Kiev n'a pas confirmé cet échange, qui fait partie de la série de mesures agréées lors des accords de "Minsk 2" signés le 12 février.
Deux soldats ukrainiens ont été tués et trois blessés au cours des dernières 24 heures, a par ailleurs annoncé vendredi un porte-parole militaire ukrainien, Vladislav Seleznev, tandis qu'un autre porte-parole a annoncé que des combats continuaient dans les régions de Donetsk et de Marioupol, important port industriel au sud-est de l'Ukraine.
Vingt chars russes ont franchi la frontière russo-ukrainienne à Novoazovsk, à l'extrémité sud de la ligne de front, a annoncé ce deuxième porte-parole, Andriï Lyssenko.
Dans le fief rebelle de Donetsk, une civile a été tuée par un bombardement vendredi, a annoncé l'administration séparatiste de la ville.
Au sein de l'armée et de la société ukrainienne, des voix s'élèvent pour critiquer l'état-major, accusé d'être incompétent. A Artemvisk, une ville située à 35 kilomètres au nord de Debaltseve dans laquelle les troupes ont été regroupées, un responsable régional pro-Kiev a déclaré à l'AFP, sous couvert d'anonymat, que la plupart des soldats refusaient de retourner combattre.
- nouveau bilan -
Le porte-parole du Haut-Commissariat aux droits de l'Homme, Ruppert Colville, s'est dit vendredi "profondément inquiet du sort des civils, des prisonniers et des blessés" dans la zone de Debaltseve. Le bilan du conflit s'établit maintenant à 5.692 morts depuis avril 2014, a-t-il ajouté, précisant que ce bilan pouvait être "considérablement plus élevé".
Jeudi, le président ukrainien Petro Porochenko a de nouveau appelé à l'envoi de forces de maintien de la paix dans l'est de l'Ukraine, notamment pour le contrôle de la frontière russo-ukrainienne, par laquelle Kiev et les Occidentaux accusent la Russie de faire passer des armes, ce que Moscou dément.

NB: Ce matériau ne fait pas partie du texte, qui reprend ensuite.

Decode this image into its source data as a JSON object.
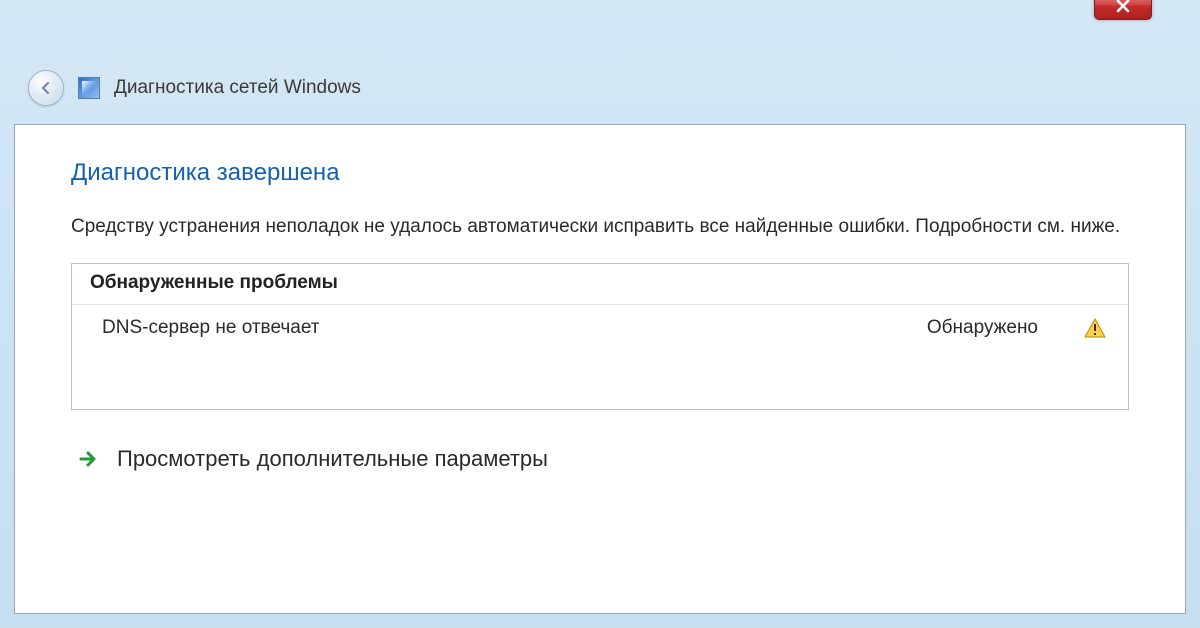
{
  "window": {
    "title": "Диагностика сетей Windows"
  },
  "dialog": {
    "heading": "Диагностика завершена",
    "description": "Средству устранения неполадок не удалось автоматически исправить все найденные ошибки. Подробности см. ниже.",
    "problems_header": "Обнаруженные проблемы",
    "problems": [
      {
        "name": "DNS-сервер не отвечает",
        "status": "Обнаружено"
      }
    ],
    "link": "Просмотреть дополнительные параметры"
  }
}
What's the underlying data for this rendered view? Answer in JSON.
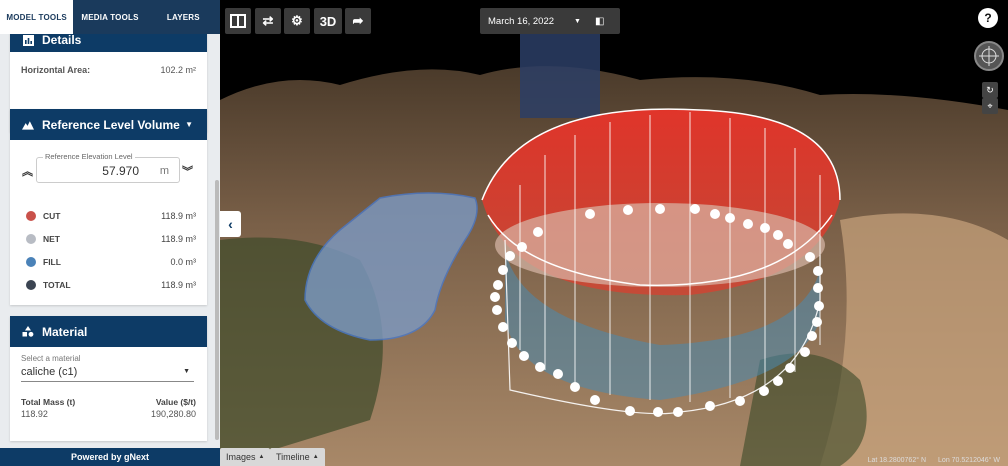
{
  "tabs": {
    "model": "MODEL TOOLS",
    "media": "MEDIA TOOLS",
    "layers": "LAYERS"
  },
  "details": {
    "title": "Details",
    "area_label": "Horizontal Area:",
    "area_value": "102.2 m²"
  },
  "ref_volume": {
    "title": "Reference Level Volume",
    "elev_label": "Reference Elevation Level",
    "elev_value": "57.970",
    "elev_unit": "m",
    "rows": [
      {
        "name": "CUT",
        "value": "118.9 m³",
        "color": "#c9514a"
      },
      {
        "name": "NET",
        "value": "118.9 m³",
        "color": "#b8bcc4"
      },
      {
        "name": "FILL",
        "value": "0.0 m³",
        "color": "#4a82b8"
      },
      {
        "name": "TOTAL",
        "value": "118.9 m³",
        "color": "#3b4452"
      }
    ]
  },
  "material": {
    "title": "Material",
    "select_label": "Select a material",
    "selected": "caliche (c1)",
    "mass_label": "Total Mass (t)",
    "mass_value": "118.92",
    "value_label": "Value ($/t)",
    "value_value": "190,280.80"
  },
  "powered": "Powered by gNext",
  "toolbar": {
    "three_d": "3D",
    "date": "March 16, 2022"
  },
  "help": "?",
  "bottom": {
    "images": "Images",
    "timeline": "Timeline"
  },
  "coords": {
    "lat": "Lat 18.2800762° N",
    "lon": "Lon 70.5212046° W"
  },
  "colors": {
    "brand": "#0d3b66",
    "cut": "#e0392d",
    "fill": "#4a82b8"
  }
}
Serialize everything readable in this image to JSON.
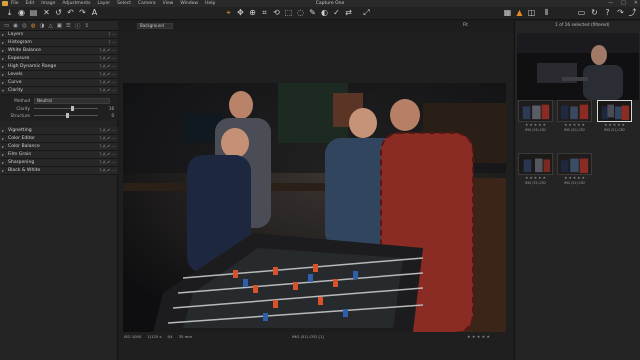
{
  "app": {
    "title": "Capture One"
  },
  "menu": [
    "File",
    "Edit",
    "Image",
    "Adjustments",
    "Layer",
    "Select",
    "Camera",
    "View",
    "Window",
    "Help"
  ],
  "window_controls": [
    "—",
    "□",
    "✕"
  ],
  "viewer": {
    "background_select": "Background",
    "zoom": "Fit",
    "iso": "ISO 1000",
    "shutter": "1/125 s",
    "aperture": "f/4",
    "focal": "35 mm",
    "filename": "IMG (51).CR2 [1]",
    "rating": "★ ★ ★ ★ ★"
  },
  "tools": [
    {
      "label": "Layers",
      "icons": "?  ⋯"
    },
    {
      "label": "Histogram",
      "icons": "?  ⋯"
    },
    {
      "label": "White Balance",
      "icons": "? A ↶ ⋯"
    },
    {
      "label": "Exposure",
      "icons": "? A ↶ ⋯"
    },
    {
      "label": "High Dynamic Range",
      "icons": "? A ↶ ⋯"
    },
    {
      "label": "Levels",
      "icons": "? A ↶ ⋯"
    },
    {
      "label": "Curve",
      "icons": "? A ↶ ⋯"
    },
    {
      "label": "Clarity",
      "icons": "? A ↶ ⋯"
    },
    {
      "label": "Vignetting",
      "icons": "? A ↶ ⋯"
    },
    {
      "label": "Color Editor",
      "icons": "? A ↶ ⋯"
    },
    {
      "label": "Color Balance",
      "icons": "? A ↶ ⋯"
    },
    {
      "label": "Film Grain",
      "icons": "? A ↶ ⋯"
    },
    {
      "label": "Sharpening",
      "icons": "? A ↶ ⋯"
    },
    {
      "label": "Black & White",
      "icons": "? A ↶ ⋯"
    }
  ],
  "clarity": {
    "method_label": "Method",
    "method_value": "Neutral",
    "clarity_label": "Clarity",
    "clarity_value": "16",
    "clarity_level": 0.58,
    "structure_label": "Structure",
    "structure_value": "0",
    "structure_level": 0.5
  },
  "browser": {
    "selection": "1 of 16 selected (filtered)",
    "thumbnails": [
      {
        "name": "IMG (34).CR2",
        "stars": "★ ★ ★ ★ ★",
        "selected": false
      },
      {
        "name": "IMG (50).CR2",
        "stars": "★ ★ ★ ★ ★",
        "selected": false
      },
      {
        "name": "IMG (51).CR2",
        "stars": "★ ★ ★ ★ ★",
        "selected": true
      },
      {
        "name": "IMG (35).CR2",
        "stars": "★ ★ ★ ★ ★",
        "selected": false
      },
      {
        "name": "IMG (52).CR2",
        "stars": "★ ★ ★ ★ ★",
        "selected": false
      }
    ]
  },
  "colors": {
    "accent": "#e08a2a",
    "panel": "#232323",
    "viewer": "#1f1f1f"
  }
}
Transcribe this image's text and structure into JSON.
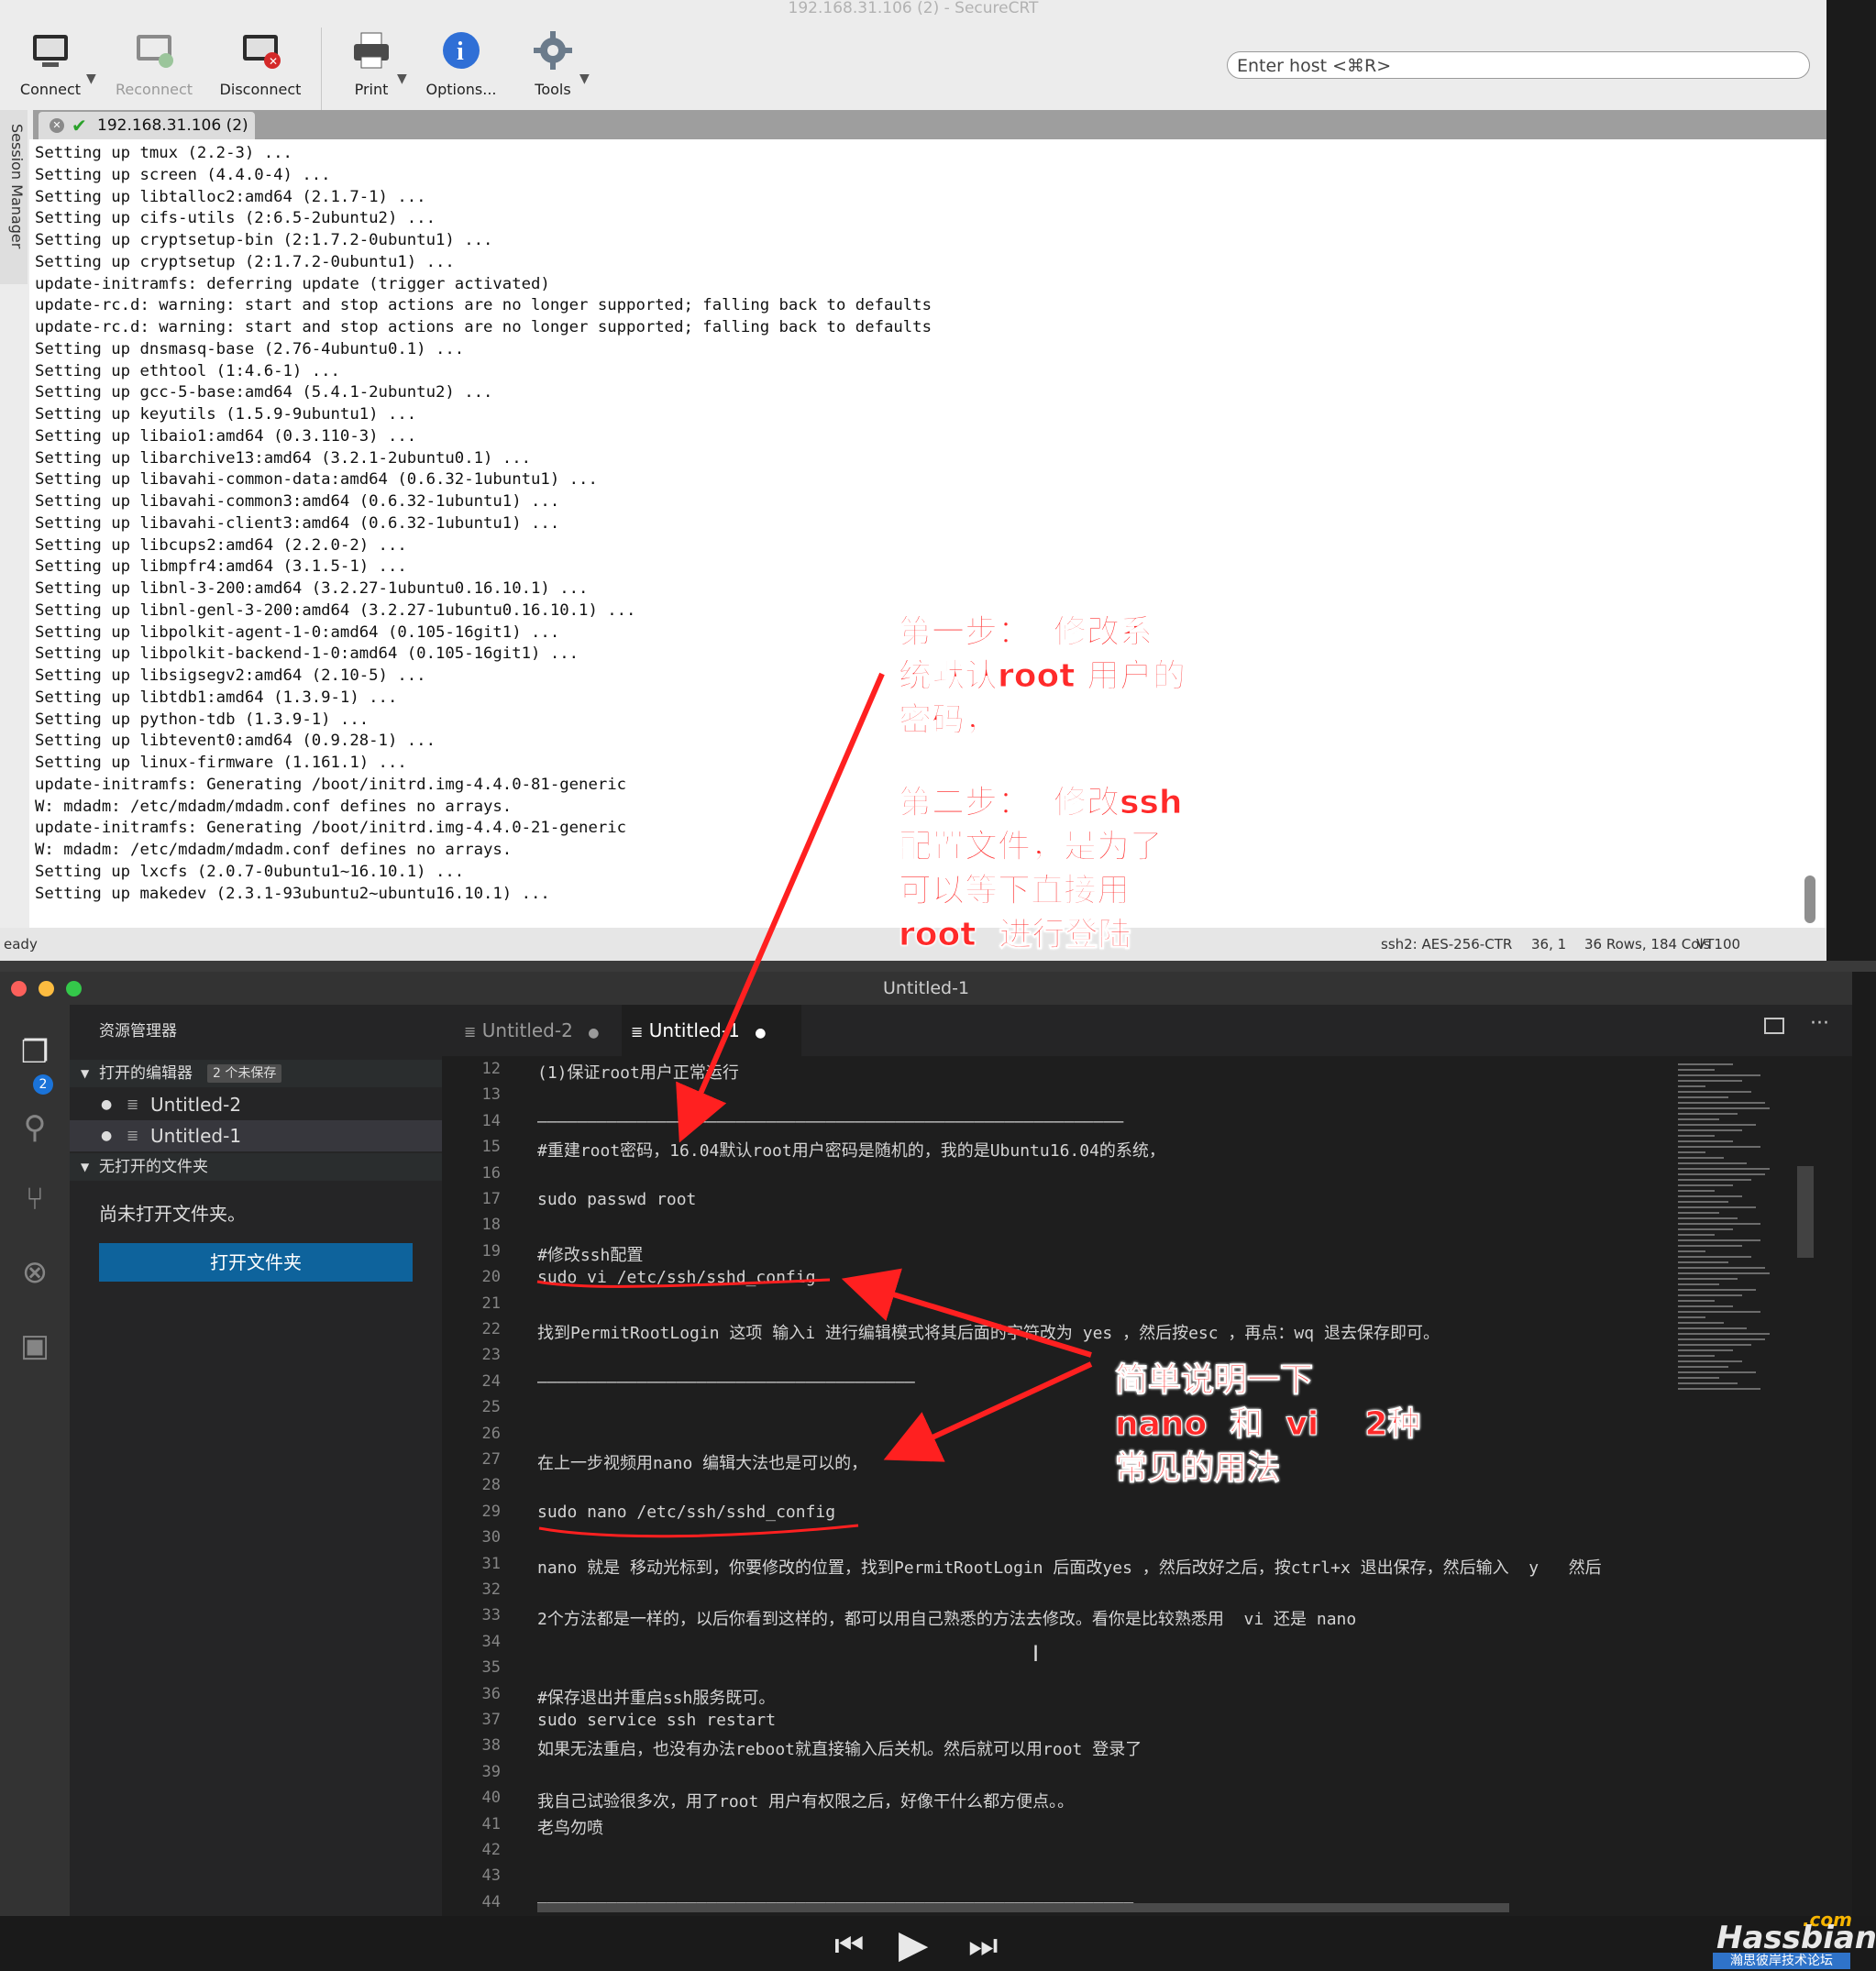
{
  "crt": {
    "window_title": "192.168.31.106 (2) - SecureCRT",
    "toolbar": {
      "connect": "Connect",
      "reconnect": "Reconnect",
      "disconnect": "Disconnect",
      "print": "Print",
      "options": "Options...",
      "tools": "Tools"
    },
    "host_placeholder": "Enter host <⌘R>",
    "tab_label": "192.168.31.106 (2)",
    "session_manager": "Session Manager",
    "terminal_lines": [
      "Setting up tmux (2.2-3) ...",
      "Setting up screen (4.4.0-4) ...",
      "Setting up libtalloc2:amd64 (2.1.7-1) ...",
      "Setting up cifs-utils (2:6.5-2ubuntu2) ...",
      "Setting up cryptsetup-bin (2:1.7.2-0ubuntu1) ...",
      "Setting up cryptsetup (2:1.7.2-0ubuntu1) ...",
      "update-initramfs: deferring update (trigger activated)",
      "update-rc.d: warning: start and stop actions are no longer supported; falling back to defaults",
      "update-rc.d: warning: start and stop actions are no longer supported; falling back to defaults",
      "Setting up dnsmasq-base (2.76-4ubuntu0.1) ...",
      "Setting up ethtool (1:4.6-1) ...",
      "Setting up gcc-5-base:amd64 (5.4.1-2ubuntu2) ...",
      "Setting up keyutils (1.5.9-9ubuntu1) ...",
      "Setting up libaio1:amd64 (0.3.110-3) ...",
      "Setting up libarchive13:amd64 (3.2.1-2ubuntu0.1) ...",
      "Setting up libavahi-common-data:amd64 (0.6.32-1ubuntu1) ...",
      "Setting up libavahi-common3:amd64 (0.6.32-1ubuntu1) ...",
      "Setting up libavahi-client3:amd64 (0.6.32-1ubuntu1) ...",
      "Setting up libcups2:amd64 (2.2.0-2) ...",
      "Setting up libmpfr4:amd64 (3.1.5-1) ...",
      "Setting up libnl-3-200:amd64 (3.2.27-1ubuntu0.16.10.1) ...",
      "Setting up libnl-genl-3-200:amd64 (3.2.27-1ubuntu0.16.10.1) ...",
      "Setting up libpolkit-agent-1-0:amd64 (0.105-16git1) ...",
      "Setting up libpolkit-backend-1-0:amd64 (0.105-16git1) ...",
      "Setting up libsigsegv2:amd64 (2.10-5) ...",
      "Setting up libtdb1:amd64 (1.3.9-1) ...",
      "Setting up python-tdb (1.3.9-1) ...",
      "Setting up libtevent0:amd64 (0.9.28-1) ...",
      "Setting up linux-firmware (1.161.1) ...",
      "update-initramfs: Generating /boot/initrd.img-4.4.0-81-generic",
      "W: mdadm: /etc/mdadm/mdadm.conf defines no arrays.",
      "update-initramfs: Generating /boot/initrd.img-4.4.0-21-generic",
      "W: mdadm: /etc/mdadm/mdadm.conf defines no arrays.",
      "Setting up lxcfs (2.0.7-0ubuntu1~16.10.1) ...",
      "Setting up makedev (2.3.1-93ubuntu2~ubuntu16.10.1) ..."
    ],
    "status": {
      "left": "eady",
      "cipher": "ssh2: AES-256-CTR",
      "position": "36, 1",
      "size": "36 Rows, 184 Cols",
      "term": "VT100"
    }
  },
  "vscode": {
    "window_title": "Untitled-1",
    "badge": "2",
    "sidebar": {
      "title": "资源管理器",
      "open_editors": "打开的编辑器",
      "unsaved": "2 个未保存",
      "files": [
        "Untitled-2",
        "Untitled-1"
      ],
      "no_folder_header": "无打开的文件夹",
      "no_folder_text": "尚未打开文件夹。",
      "open_folder_button": "打开文件夹"
    },
    "tabs": [
      "Untitled-2",
      "Untitled-1"
    ],
    "lines": [
      {
        "n": "12",
        "text": "(1)保证root用户正常运行"
      },
      {
        "n": "13",
        "text": ""
      },
      {
        "n": "14",
        "text": "———————————————————————————————————————————————————————————"
      },
      {
        "n": "15",
        "text": "#重建root密码，16.04默认root用户密码是随机的，我的是Ubuntu16.04的系统，"
      },
      {
        "n": "16",
        "text": ""
      },
      {
        "n": "17",
        "text": "sudo passwd root"
      },
      {
        "n": "18",
        "text": ""
      },
      {
        "n": "19",
        "text": "#修改ssh配置"
      },
      {
        "n": "20",
        "text": "sudo vi /etc/ssh/sshd_config"
      },
      {
        "n": "21",
        "text": ""
      },
      {
        "n": "22",
        "text": "找到PermitRootLogin 这项 输入i 进行编辑模式将其后面的字符改为 yes ，然后按esc ，再点：wq 退去保存即可。"
      },
      {
        "n": "23",
        "text": ""
      },
      {
        "n": "24",
        "text": "——————————————————————————————————————"
      },
      {
        "n": "25",
        "text": ""
      },
      {
        "n": "26",
        "text": ""
      },
      {
        "n": "27",
        "text": "在上一步视频用nano 编辑大法也是可以的，"
      },
      {
        "n": "28",
        "text": ""
      },
      {
        "n": "29",
        "text": "sudo nano /etc/ssh/sshd_config"
      },
      {
        "n": "30",
        "text": ""
      },
      {
        "n": "31",
        "text": "nano 就是 移动光标到，你要修改的位置，找到PermitRootLogin 后面改yes ，然后改好之后，按ctrl+x 退出保存，然后输入  y   然后"
      },
      {
        "n": "32",
        "text": ""
      },
      {
        "n": "33",
        "text": "2个方法都是一样的，以后你看到这样的，都可以用自己熟悉的方法去修改。看你是比较熟悉用  vi 还是 nano"
      },
      {
        "n": "34",
        "text": ""
      },
      {
        "n": "35",
        "text": ""
      },
      {
        "n": "36",
        "text": "#保存退出并重启ssh服务既可。"
      },
      {
        "n": "37",
        "text": "sudo service ssh restart"
      },
      {
        "n": "38",
        "text": "如果无法重启，也没有办法reboot就直接输入后关机。然后就可以用root 登录了"
      },
      {
        "n": "39",
        "text": ""
      },
      {
        "n": "40",
        "text": "我自己试验很多次，用了root 用户有权限之后，好像干什么都方便点。。"
      },
      {
        "n": "41",
        "text": "老鸟勿喷"
      },
      {
        "n": "42",
        "text": ""
      },
      {
        "n": "43",
        "text": ""
      },
      {
        "n": "44",
        "text": "————————————————————————————————————————————————————————————"
      }
    ]
  },
  "annotations": {
    "note1": "第一步：  修改系\n统默认root 用户的\n密码，",
    "note2": "第二步：  修改ssh\n配置文件，是为了\n可以等下直接用\nroot  进行登陆",
    "note3": "简单说明一下\nnano  和  vi    2种\n常见的用法"
  },
  "watermark": {
    "brand": "Hassbian",
    "suffix": ".com",
    "sub": "瀚思彼岸技术论坛"
  },
  "colors": {
    "accent_blue": "#0e639c",
    "annotation_red": "#ff2a2a"
  }
}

Mais l'appel de M. Porochenko est resté lettre morte, malgré une conversation téléphonique à quatre avec François Hollande, Angela Merkel et Vladimir Poutine jeudi. En dépit des violations manifestes du cessez-le-feu à Debaltseve, les quatre dirigeants avaient seulement convenus, selon un communiqué du Kremlin, "de mettre en œuvre avec rigueur l'intégralité de la série de mesures agréées le 12 février à Minsk".
"L'Ukraine traverse un moment critique. Les violations continues du cessez-le-feu pourraient mener à une violence incontrôlée", a déclaré le ministre serbe des Affaires étrangères Ivica Dacic, président en exercice de l'OSCE.